I cannot wrap this up as if I am living the answer to my fears of conventionality and stagnation–I am not. Yet. It’s going to take time for me to change my entire frame of reference for how I think about myself and move through the world. And some aspects of these fears are so deeply ingrained I don’t know that I’ll ever let them go. I can’t image that I could ever let moss grow, regardless of the shape of the rolling, but the idea that who I am is only reflected in my current state is exhausting and unsustainable. And maybe “that girl” who I feared so much of becoming is more interesting than the song lets on. No doubt the singer wasn’t privy to the complex and colorful inner world that informed her life decisions of moving or standing in intricate ways. I’m coming to realize the value in experimenting with being “that girl.”

So I am trying to extract the traveler from the journey, to grasp the idea of an inherent value beyond what I can accomplish that has never made sense to me.  Maybe the person who has dared greatly is still a person with fire inside her, even when she is living a quiet, less story-worthy life. I am working to recognize that the “charms of travel,” that flippant and dismissive description of what it means to step outside of yourself and your norms into a different world, are really the gems of existence: greater empathy, a more open mind, the constantly humbling recognition that I will forever be a student of this world.

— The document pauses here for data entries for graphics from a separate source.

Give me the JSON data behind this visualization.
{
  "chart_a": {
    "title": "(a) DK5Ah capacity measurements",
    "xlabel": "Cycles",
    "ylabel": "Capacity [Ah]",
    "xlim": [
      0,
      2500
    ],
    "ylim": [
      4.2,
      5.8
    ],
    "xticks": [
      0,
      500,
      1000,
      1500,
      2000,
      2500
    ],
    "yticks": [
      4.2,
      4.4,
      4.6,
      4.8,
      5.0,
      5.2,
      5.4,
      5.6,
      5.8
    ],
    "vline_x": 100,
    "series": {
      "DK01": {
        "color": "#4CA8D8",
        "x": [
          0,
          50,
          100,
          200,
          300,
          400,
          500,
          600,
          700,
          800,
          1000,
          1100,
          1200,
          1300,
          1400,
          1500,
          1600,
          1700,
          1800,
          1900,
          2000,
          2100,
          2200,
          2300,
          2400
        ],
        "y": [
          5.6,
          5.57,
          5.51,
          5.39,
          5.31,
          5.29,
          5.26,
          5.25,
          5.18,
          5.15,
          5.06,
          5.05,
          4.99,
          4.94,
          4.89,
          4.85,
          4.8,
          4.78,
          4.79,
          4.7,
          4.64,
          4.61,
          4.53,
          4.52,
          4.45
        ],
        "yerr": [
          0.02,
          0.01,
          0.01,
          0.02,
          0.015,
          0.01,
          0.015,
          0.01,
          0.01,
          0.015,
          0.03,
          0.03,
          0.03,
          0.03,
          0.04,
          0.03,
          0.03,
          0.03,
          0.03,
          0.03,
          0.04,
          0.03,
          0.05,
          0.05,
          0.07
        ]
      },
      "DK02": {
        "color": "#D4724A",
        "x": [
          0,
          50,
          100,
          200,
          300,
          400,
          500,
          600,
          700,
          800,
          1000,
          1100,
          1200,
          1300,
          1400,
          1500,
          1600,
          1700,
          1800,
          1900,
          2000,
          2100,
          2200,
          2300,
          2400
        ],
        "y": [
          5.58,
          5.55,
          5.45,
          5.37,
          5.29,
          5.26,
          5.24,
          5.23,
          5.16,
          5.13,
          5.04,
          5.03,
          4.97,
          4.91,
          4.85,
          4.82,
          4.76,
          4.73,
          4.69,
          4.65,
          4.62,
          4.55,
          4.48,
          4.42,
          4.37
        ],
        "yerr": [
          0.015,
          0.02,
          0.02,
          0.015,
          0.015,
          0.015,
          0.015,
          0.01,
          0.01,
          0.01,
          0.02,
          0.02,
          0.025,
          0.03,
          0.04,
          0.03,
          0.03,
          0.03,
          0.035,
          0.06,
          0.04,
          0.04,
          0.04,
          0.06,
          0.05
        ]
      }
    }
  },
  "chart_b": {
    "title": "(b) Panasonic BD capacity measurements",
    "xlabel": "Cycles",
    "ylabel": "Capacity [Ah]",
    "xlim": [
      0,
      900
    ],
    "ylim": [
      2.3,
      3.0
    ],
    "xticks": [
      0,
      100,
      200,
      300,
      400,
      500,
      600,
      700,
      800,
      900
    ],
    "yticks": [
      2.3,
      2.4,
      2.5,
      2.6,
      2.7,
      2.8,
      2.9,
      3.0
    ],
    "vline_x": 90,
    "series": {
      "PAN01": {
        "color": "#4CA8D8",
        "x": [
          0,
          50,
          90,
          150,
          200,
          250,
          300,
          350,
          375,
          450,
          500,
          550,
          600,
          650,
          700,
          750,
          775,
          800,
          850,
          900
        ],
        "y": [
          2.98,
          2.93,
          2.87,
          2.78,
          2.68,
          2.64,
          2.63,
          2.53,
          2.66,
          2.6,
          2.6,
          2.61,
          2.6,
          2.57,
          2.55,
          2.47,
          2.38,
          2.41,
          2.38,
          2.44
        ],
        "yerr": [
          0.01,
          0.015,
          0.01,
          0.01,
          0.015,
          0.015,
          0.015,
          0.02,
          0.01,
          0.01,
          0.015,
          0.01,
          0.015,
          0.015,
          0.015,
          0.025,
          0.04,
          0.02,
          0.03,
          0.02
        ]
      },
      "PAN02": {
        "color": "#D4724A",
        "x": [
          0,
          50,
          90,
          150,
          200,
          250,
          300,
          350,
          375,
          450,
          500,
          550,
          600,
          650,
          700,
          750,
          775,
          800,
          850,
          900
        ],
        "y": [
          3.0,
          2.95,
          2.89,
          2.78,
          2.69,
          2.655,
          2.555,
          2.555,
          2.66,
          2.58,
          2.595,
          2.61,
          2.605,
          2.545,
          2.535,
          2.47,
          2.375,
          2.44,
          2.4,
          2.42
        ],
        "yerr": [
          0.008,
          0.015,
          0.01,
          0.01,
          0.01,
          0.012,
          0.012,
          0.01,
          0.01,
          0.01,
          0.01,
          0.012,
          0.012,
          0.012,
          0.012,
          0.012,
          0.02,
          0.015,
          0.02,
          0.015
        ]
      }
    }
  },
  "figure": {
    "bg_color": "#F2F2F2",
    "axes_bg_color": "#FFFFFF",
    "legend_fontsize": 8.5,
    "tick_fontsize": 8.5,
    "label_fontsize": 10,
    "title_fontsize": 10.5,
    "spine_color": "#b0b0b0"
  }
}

Wendell Berry wrote of the journey beyond passports: “…the world cannot be discovered by a journey of miles, no matter how long, but only by a spiritual journey, a journey of one inch, very arduous and humbling and joyful, by which we arrive at the ground at our own feet, and learn to be at home.” I believe I am entering the period in my life in which, in order to travel to this place, I must learn to be still. It is time to find the ground at my feet.